PRASERT PRASARTTONG-OSOTH: The number of inpatients we have received since the beginning of the floods has risen by 30%, although our outpatients have fallen by 50%. International business has ebbed and flowed with news of flooding in Bangkok, but given that inpatients generate on average 10 times the amount outpatients do, the profitability of the health care market may not have been too adversely affected in 2011.
In what ways is rising competition affecting the shape of the private health care sector?
PRASERT: We are seeing a growing trend of mergers and acquisitions in the private health care sector. The acquisition of Kasemrad Hospital Group by Bumrungrad Hospital Group (in which BDMS has also taken a stake) is one example. As Thailand moves toward the ASEAN Economic Community in 2015, standalone hospitals will be increasingly challenged by competition from the region, unless they are highly specialised in one domain.
If only for the pressure on staff as groups poach from each other, competition is set to become fiercer and scale will matter. This is why BDMS is keen to build its reputation in the country and the region.
What are the challenges and opportunities in catering to medical tourism?
PRASERT: Political unrest has disturbed the medical tourism business, especially from longer-haul travellers. Patients from South-east Asia know Thailand well, and tend to return faster after such events than health tourists from further afield.
Hospitals should look at different forms of marketing and promotion in attracting international medical tourism. This segment of patient intake can be promoted by working through agents and tour operators, but we have also found that it can be more fruitful to work through doctors, as we do for the Myanmar market, for example. Our doctors speak to doctors in that market to attract referrals.
What are the regional differences within Thailand in terms of medical tourism?
PRASERT: We see differences between the big city, Bangkok, and smaller towns – places like Phuket, Pattaya, Chiang Mai and even Korat, which has been growing in popularity of late. Hospitals in Bangkok, such as Bumrungrad, Bangkok Hospital, Samitivej and BNH attract medical tourists to the capital. Phuket and Pattaya have also been gaining attention as medical tourism destinations in other regions.
Do you see the launch of private-sector wings in public hospitals as competition?
PRASERT: This is very welcome competition. It is encouraging that renowned medical schools are entering into such ventures. We have been cooperating with some facilities in establishing what they call excellence centres. Private hospitals provide about 30% of services in Thailand. Many public hospitals are running over capacity, so there is a clear need for more facilities. We would like to think of it as public-private-professional partnerships – PPPPs.
Is insurance coverage important for patients going to private hospitals?
PRASERT: Many of our patients are covered by insurance, although this is usually private insurance.
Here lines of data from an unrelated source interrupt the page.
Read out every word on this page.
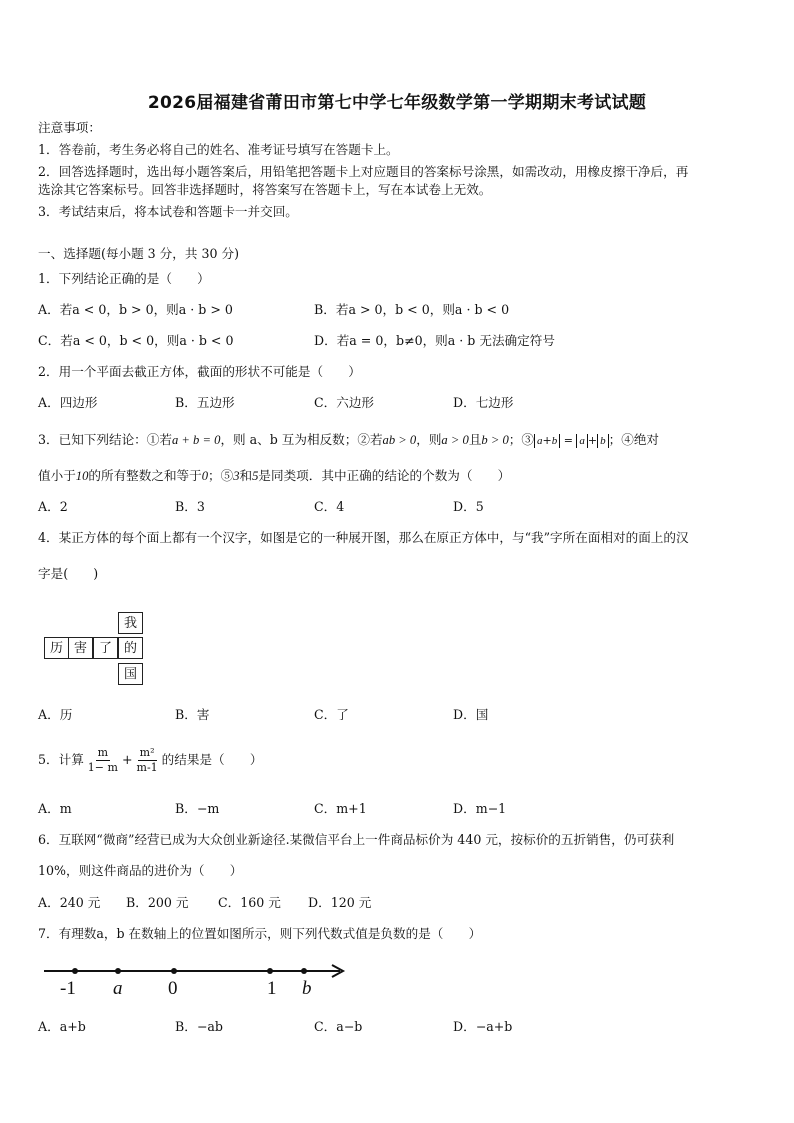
2026届福建省莆田市第七中学七年级数学第一学期期末考试试题
注意事项：
1．答卷前，考生务必将自己的姓名、准考证号填写在答题卡上。
2．回答选择题时，选出每小题答案后，用铅笔把答题卡上对应题目的答案标号涂黑，如需改动，用橡皮擦干净后，再
选涂其它答案标号。回答非选择题时，将答案写在答题卡上，写在本试卷上无效。
3．考试结束后，将本试卷和答题卡一并交回。
一、选择题(每小题 3 分，共 30 分)
1．下列结论正确的是（　　）
A．若a < 0，b > 0，则a · b > 0	B．若a > 0，b < 0，则a · b < 0
C．若a < 0，b < 0，则a · b < 0	D．若a = 0，b≠0，则a · b 无法确定符号
2．用一个平面去截正方体，截面的形状不可能是（　　）
A．四边形	B．五边形	C．六边形	D．七边形
3．已知下列结论：①若a + b = 0，则 a、b 互为相反数；②若ab > 0，则a > 0且b > 0；③ a+b = a + b ；④绝对
值小于10的所有整数之和等于0；⑤3和5是同类项．其中正确的结论的个数为（　　）
A．2	B．3	C．4	D．5
4．某正方体的每个面上都有一个汉字，如图是它的一种展开图，那么在原正方体中，与“我”字所在面相对的面上的汉
字是(　　)
我
历 害 了 的
国
A．历	B．害	C．了	D．国
5．计算 $\frac{m}{1- m} + \frac{\text{m²}}{m-1}$ 的结果是（　　）
A．m	B．−m	C．m+1	D．m−1
6．互联网“微商”经营已成为大众创业新途径.某微信平台上一件商品标价为 440 元，按标价的五折销售，仍可获利
10%，则这件商品的进价为（　　）
A．240 元 B．200 元 C．160 元 D．120 元
7．有理数a，b 在数轴上的位置如图所示，则下列代数式值是负数的是（　　）
-1 a 0	1 b
A．a+b	B．−ab	C．a−b	D．−a+b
We are working to attract public coverage from countries in the EU and the US (through Medicare), but we have only concluded an agreement with French Social Security thus far. As national health schemes are funded by taxes, this can be a sensitive topic.
Western tourists tend to be covered by private insurance, while patients from Asia are rarely covered and prefer to pay cash. Private insurance in Thailand has grown only slowly. We expect it to grow as health care becomes more expensive over time.